Григорий Фомич Замысловский, начальник сыскного отделения второго участка Александро-Невской части, читал рапорт Выжигина долго, подперев подбородок обеими руками, и при этом бакенбарды его постоянно и мелко тряслись. Иногда Замысловский коротко похохатывал, и Выжигин, сидевший рядом со столом начальника, мог не сомневаться, что Григорий Фомич не верит ни единому слову рапорта. Наконец Замысловский перестал читать, убрал от лица руки и протяжно сказал:
— НемыслимоІ Просто не-мыс-ли-мо! Я двадцать лет служу в полиции, чего только ни видывал за это время, но чтобы случился такой маскарад с переодеваниями, всеми этими фокусами, клоунскими штуками, — нет, не поверю! Главное — зачем женщине ходить каждый вечер в публичный дом, чтобы убить проститутку? Ведь об этом вы ничего не говорите, милейший Степан Андреевич!
— Не говорю, потому что пока и сам не знаю, — глухо ответил Выжигин. — Возможно, мы имеем дело с психически ненормальным человеком, но не наш ли долг остановить его? Уже ясно, что убивает она или принуждает к самоубийству только дворянок, так что же, позволить этому чудовищу в женском обличье отправлять на тот свет каждую ночь по женщине дворянского происхождения, если таковые в городских домах терпимости еще пребывают?
— Нет, вы правы, мы никак не можем этого допустить, но давайте порассуждаем, какие мы к тому имеем способы. Во-первых, вы надеетесь допросом всех чинов паспортных отделов города, где хранятся метрические и прочие документы проституток, определить, кто из них давал нужные сведения убийце. Но, помилуйте, — кто же из чинов вам об этом расскажет?

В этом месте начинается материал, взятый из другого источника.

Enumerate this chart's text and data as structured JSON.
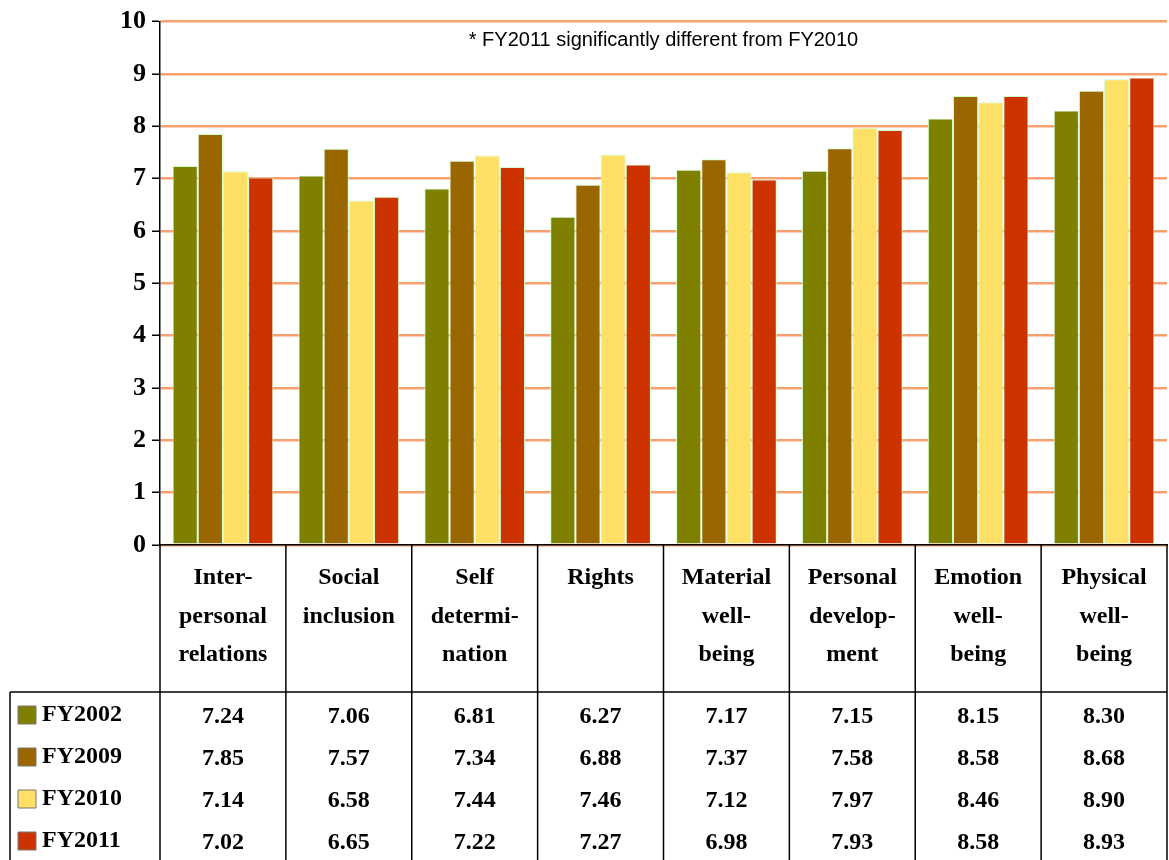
{
  "chart_data": {
    "type": "bar",
    "categories": [
      "Inter-\npersonal\nrelations",
      "Social\ninclusion",
      "Self\ndetermi-\nnation",
      "Rights",
      "Material\nwell-\nbeing",
      "Personal\ndevelop-\nment",
      "Emotion\nwell-\nbeing",
      "Physical\nwell-\nbeing"
    ],
    "series": [
      {
        "name": "FY2002",
        "color": "#808000",
        "values": [
          7.24,
          7.06,
          6.81,
          6.27,
          7.17,
          7.15,
          8.15,
          8.3
        ],
        "value_labels": [
          "7.24",
          "7.06",
          "6.81",
          "6.27",
          "7.17",
          "7.15",
          "8.15",
          "8.30"
        ]
      },
      {
        "name": "FY2009",
        "color": "#996600",
        "values": [
          7.85,
          7.57,
          7.34,
          6.88,
          7.37,
          7.58,
          8.58,
          8.68
        ],
        "value_labels": [
          "7.85",
          "7.57",
          "7.34",
          "6.88",
          "7.37",
          "7.58",
          "8.58",
          "8.68"
        ]
      },
      {
        "name": "FY2010",
        "color": "#ffe066",
        "values": [
          7.14,
          6.58,
          7.44,
          7.46,
          7.12,
          7.97,
          8.46,
          8.9
        ],
        "value_labels": [
          "7.14",
          "6.58",
          "7.44",
          "7.46",
          "7.12",
          "7.97",
          "8.46",
          "8.90"
        ]
      },
      {
        "name": "FY2011",
        "color": "#cc3300",
        "values": [
          7.02,
          6.65,
          7.22,
          7.27,
          6.98,
          7.93,
          8.58,
          8.93
        ],
        "value_labels": [
          "7.02",
          "6.65",
          "7.22",
          "7.27",
          "6.98",
          "7.93",
          "8.58",
          "8.93"
        ]
      }
    ],
    "ylim": [
      0,
      10
    ],
    "yticks": [
      0,
      1,
      2,
      3,
      4,
      5,
      6,
      7,
      8,
      9,
      10
    ],
    "grid": "y",
    "legend": "bottom",
    "annotations": [
      "* FY2011 significantly different from FY2010"
    ]
  }
}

— Вполне возможно, что чин паспортного отдела и не осознавал весь возможный вред от предоставления таких данных, а поэтому, не ощущая своей вины, чистосердечно признается нам в этом.
— О нет, уважаемый Степан Андреич! — покачал пальцем начальник. — Никто, согласно инструкции, не смеет разглашать паспортных данных, а тем более предоставлять их лицам, к документам граждан касательства не имеющим. Это уже должностное преступление, а посему каждый чин, если уж он согрешил, будет нем как рыба. Итак, сей путь нам следует отвергнуть. И потом, с какой стати я должен разделять вашу теорию? Разве вчера у нас не было повода убедиться в том, что переодевания к убийствам женщин отношения не имеют? Разве не сидит предполагаемая убийца под замком в полицейском доме нашего участка?
— Я разговаривал сегодня с Челноковой, и она призналась, что оговорила себя напрасно, ложно.
— Вот как? Странная перемена. А мне вчера казалось, что она была искренна и убедительна. Впрочем, что можно ждать от продажной шлюхи 1 Она собирается менять свои показания?
— Да. Дело в том, что особа, которую вы изволите называть шлюхой, решила оговорить себя лишь потому, что именно шлюхой быть не хочет. Ее к тому принуждала хозяйка заведения, и Челнокова не видела иного способа, как позвонить в полицию. Не веря, что освободится от зависимости хозяйки дома, она была готова спрятаться от нее на каторге, лишь бы не стать проституткой.
— Ну это просто роман какой-то сентиментальный! — рассмеялся Замысловский. — В такое и поверить в наши времена трудно. Впрочем, пусть все подробно опишет. Никто на каторгу волочь ее не собирается. Все равно градоначальник сделал мне выговор вчера — надеялся, что все утихомирится с обнаружением убийцы, но не тут-то было…
— Не то еще будет, господин начальник отделения! — энергично сказал Выжигин. — Нет сомнений в том, что преступница будет убивать и убивать. Давайте сделаем так — я сейчас же по телефону обзвоню все двенадцать паспортных отделов, и мне уже через час отзвонят, чтобы дать сведения о других проститутках дворянского происхождения!